Em
análise na Câmara dos Deputados, o Projeto de
Lei 3.561/2021 estende
as presunções de paternidade do casamento para a união estável. A proposta
tramita em caráter conclusivo e será analisada pelas Comissões de Seguridade
Social e Família e de Constituição e Justiça e de Cidadania.
Conforme
o texto, serão aplicadas as presunções de paternidade estabelecidas para os
filhos no casamento aos nascidos ou aos concebidos na constância da união
estável. Atualmente, o Código Civil presume como concebidos na constância do
casamento os filhos nascidos 180 dias, pelo menos, depois de estabelecida a
convivência conjugal, e os nascidos nos 300 dias subsequentes à dissolução da
sociedade conjugal, por morte, separação judicial, nulidade e anulação do
casamento.
Também
são presumidos os filhos havidos por fecundação artificial homóloga (quando o
material genético pertence aos cônjuges), mesmo que falecido o marido; havidos,
a qualquer tempo, quando se tratar de embriões excedentários, decorrentes de
concepção artificial homóloga; e havidos por inseminação artificial heteróloga
(com sêmen de terceiro), desde que tenha prévia autorização do marido.
Segundo
o autor da proposta, o deputado licenciado Carlos Bezerra (MT), “convém que a
situação de igualdade entre as entidades familiares se reflita também na
presunção de paternidade, que, nos termos em vigor, injustamente discrimina os
nascidos ou concebidos no casamento daqueles que o foram na união estável”.
Caráter
igualitário
“É
conhecido o provérbio romano de que a mãe é sempre certa, mas o pai é incerto
(matersemper certa est, pater autem incertus)”, lembra o advogado Euclides de
Oliveira, conselheiro da seção São Paulo do Instituto Brasileiro de Direito de
Família – IBDFAM-SP. Segundo ele, as disposições do Código Civil reduzem essa
incerteza do vínculo parental.
“O
Código silencia sobre os filhos havidos nas mesmas circunstâncias, em casos de
união estável. Vem daí o trato da matéria no Projeto de Lei 3.561/2021, em
tramitação na Câmara Federal.

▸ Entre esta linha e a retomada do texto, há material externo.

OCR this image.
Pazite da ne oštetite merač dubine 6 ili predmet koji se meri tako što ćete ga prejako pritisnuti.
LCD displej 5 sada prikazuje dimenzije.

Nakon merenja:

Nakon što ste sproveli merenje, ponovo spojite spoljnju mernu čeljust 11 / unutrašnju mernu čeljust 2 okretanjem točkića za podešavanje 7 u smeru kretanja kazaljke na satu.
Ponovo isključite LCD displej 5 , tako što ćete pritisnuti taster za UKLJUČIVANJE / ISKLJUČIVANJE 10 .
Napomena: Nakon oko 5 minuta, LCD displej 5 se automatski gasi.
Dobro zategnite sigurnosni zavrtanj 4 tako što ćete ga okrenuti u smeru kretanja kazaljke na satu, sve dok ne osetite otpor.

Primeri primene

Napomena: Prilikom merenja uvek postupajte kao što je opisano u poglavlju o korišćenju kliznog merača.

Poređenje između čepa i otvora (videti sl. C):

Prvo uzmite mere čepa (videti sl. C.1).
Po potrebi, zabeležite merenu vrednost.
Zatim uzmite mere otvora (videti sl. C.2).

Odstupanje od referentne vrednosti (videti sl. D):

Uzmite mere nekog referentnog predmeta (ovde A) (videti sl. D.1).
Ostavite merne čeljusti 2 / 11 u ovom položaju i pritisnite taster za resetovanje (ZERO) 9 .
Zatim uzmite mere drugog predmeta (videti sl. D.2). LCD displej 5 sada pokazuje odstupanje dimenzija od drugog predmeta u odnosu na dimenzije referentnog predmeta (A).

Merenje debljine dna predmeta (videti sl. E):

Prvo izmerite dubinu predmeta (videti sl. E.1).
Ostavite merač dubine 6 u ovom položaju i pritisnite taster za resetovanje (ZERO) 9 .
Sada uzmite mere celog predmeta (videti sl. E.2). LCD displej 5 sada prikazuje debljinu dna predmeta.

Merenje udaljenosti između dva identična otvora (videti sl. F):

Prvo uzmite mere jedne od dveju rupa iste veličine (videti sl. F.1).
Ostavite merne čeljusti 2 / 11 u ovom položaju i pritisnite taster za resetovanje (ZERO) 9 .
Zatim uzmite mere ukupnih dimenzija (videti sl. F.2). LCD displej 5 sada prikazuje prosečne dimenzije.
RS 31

Sua previsão é de que a mesma presunção legal de
filiação ocorra nos casos de família constituída sob a forma de união estável,
regulada nos artigos 1.723 e seguintes do Código”, explica o especialista.
Para
Euclides de Oliveira, o projeto “tem nítido caráter igualitário dos filhos,
atendendo à regra do artigo 227, § 6º, da Constituição Federal, com repetição
no artigo 1.596 do Código Civil”. “Assim, a presunção de concepção dos nascidos
em determinado prazo depois de estabelecida a convivência familiar, ou depois
de sua dissolução, assim como aos casos de concepção por técnicas de reprodução
assistida, é de ser confirmada na lei civil para atender ao tratamento equânime
dos filhos, qualquer que seja a sua origem.”
“Note-se
que a igualação entre casamento e união estável estende-se por outros preceitos
do Código Civil, como no caso da prestação de alimentos (art. 1.694), de regime
da comunhão parcial de bens se não houver disposição contratual em contrário
(art. 1.725) e da sucessão hereditária, com aplicação do disposto no artigo
1.829, em revogação do artigo 1.790, por seu caráter discriminatório, como
decidiu o Supremo Tribunal Federal no RE 878694”, pontua o advogado.
Ele
acrescenta: “A mesma igualação se aplica a outras disposições legais, como
sucede no artigo 1.601, que restringe ao marido o direito de contestar a
paternidade dos filhos nascidos de sua mulher, passando a valer também ao
companheiro”.
“Por
fim, cabe lembrar precedentes da jurisprudência do Superior Tribunal de Justiça
– STJ, no REsp 1.195.059, de 6.11.2012, e no REsp 440394 (RT 814/193 – anotados
em Código Civil, ed. Saraiva, 2019, em rodapé aos artigos 1.597 e 1.601), dando
conforto à sistemática proposta no PL em questão. no sentido de tratamento
equiparado das relações familiares, não importa a forma de sua instituição”,
conclui Euclides.
Atualização
em boa hora
O
advogado Mário Delgado, diretor nacional do IBDFAM, destaca que a doutrina e
jurisprudência brasileiras, já de muito tempo, negam a possibilidade de
qualquer tipo de tratamento diferenciado entre união estável e casamento.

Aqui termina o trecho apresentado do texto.